In the 1920s my great-grandmother was a leading fashion designer in the Midwest
I still have boxes of lace and buttons my great-grandmother Grace left behind, lingering like shadows of a world I never knew. She died in 1965, months before I was born, her life history playing as a background script throughout my life.
I feel her spirit whenever I walk into the old adobe cottage originally purchased by my great-grandparents. My mom lives there now, and for three generations, this tiny home on the California coast has been the place my people go to live when they’re done with the big city or just need a change in their life. That’s how Grandma Grace ended up there. After decades as a fashion designer and businesswoman, she chose to retire from her successful design company in St. Louis to start a new adventure in California, pulled by her love of stone houses and a desire to be nearer to her only child (my grandmother).
My great-grandmother was a woman who knew what she wanted, and she wasn’t afraid to go after it.
Grace Tancill was a small lady with a huge personality and an ambition uncommon in women of her time. She didn’t start off advantaged or from a family of entrepreneurs — she was simply an average woman in the 1920s who liked to sew her own clothes. Her creativity and talent caught the eye of many ladies in St. Louis. Before she knew it, Grace Tancill Designs was born and she was employing other women to help her business grow.

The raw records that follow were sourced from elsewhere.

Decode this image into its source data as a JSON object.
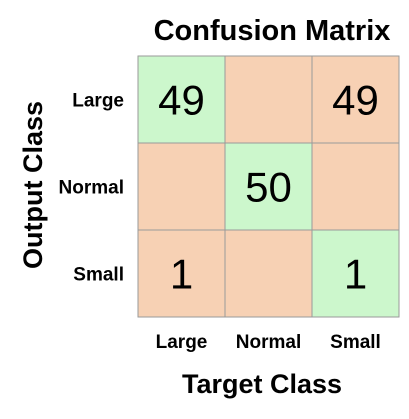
{
  "chart_data": {
    "type": "heatmap",
    "title": "Confusion Matrix",
    "xlabel": "Target Class",
    "ylabel": "Output Class",
    "x_categories": [
      "Large",
      "Normal",
      "Small"
    ],
    "y_categories": [
      "Large",
      "Normal",
      "Small"
    ],
    "values": [
      [
        49,
        null,
        49
      ],
      [
        null,
        50,
        null
      ],
      [
        1,
        null,
        1
      ]
    ],
    "colors": {
      "diagonal": "#ccf7cc",
      "off_diagonal": "#f7d1b4",
      "grid_line": "#9a9a9a"
    },
    "legend": "none"
  }
}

Grandma Grace dreamed big, traveling to Europe to visit the finest fashion houses, and bringing my grandmother along with her. With steamer trunks full of beautiful designs, Grace made a name for herself by creating dresses out of wool jersey and using sisters from the local convent to do her intricate handwork. For decades, Grace Tancill Designs hosted private fittings for the most respected women of the Midwest, eventually growing so successful my great-grandfather left his own career to manage the thriving company.
My great-grandmother created her own life, following a desire to be more than those who came before her. She, along with so many women in the 1930s and ’40s, took advantage of the opportunities to join the workforce and begin to break down the female stereotypes that required civility, meekness and a certain sort of knowing one’s place in the world. She was the original entrepreneur, breaking the mold of how society imagined women to be and leaving a legacy for generations to come. At that time, women were unlikely to be the head of a household, own businesses or be divorced — and Grandma Grace was all three.
Living my life with the spirit of my great-grandmother lingering in the background propelled me to create my own world, too. Not content to be in the shadows, I know that, like Grace, my future is mine to create, and my world is infinitely more possible because of her courage.
I can just imagine Grandma Grace and her ladies together, teacups in front, maybe a flask at their side, discussing their desire to be themselves despite what conventional stereotypes might have dictated for women at the time. They were a sort of modern-day book group — without the book but with the drinking. I like to think she would have agreed with people like Bertrand Russell, who said, “Do not fear to be eccentric in opinion, for every opinion now accepted was once eccentric.”
I have to believe a bit of her independent spirit lives on in me today. I think she would have liked that.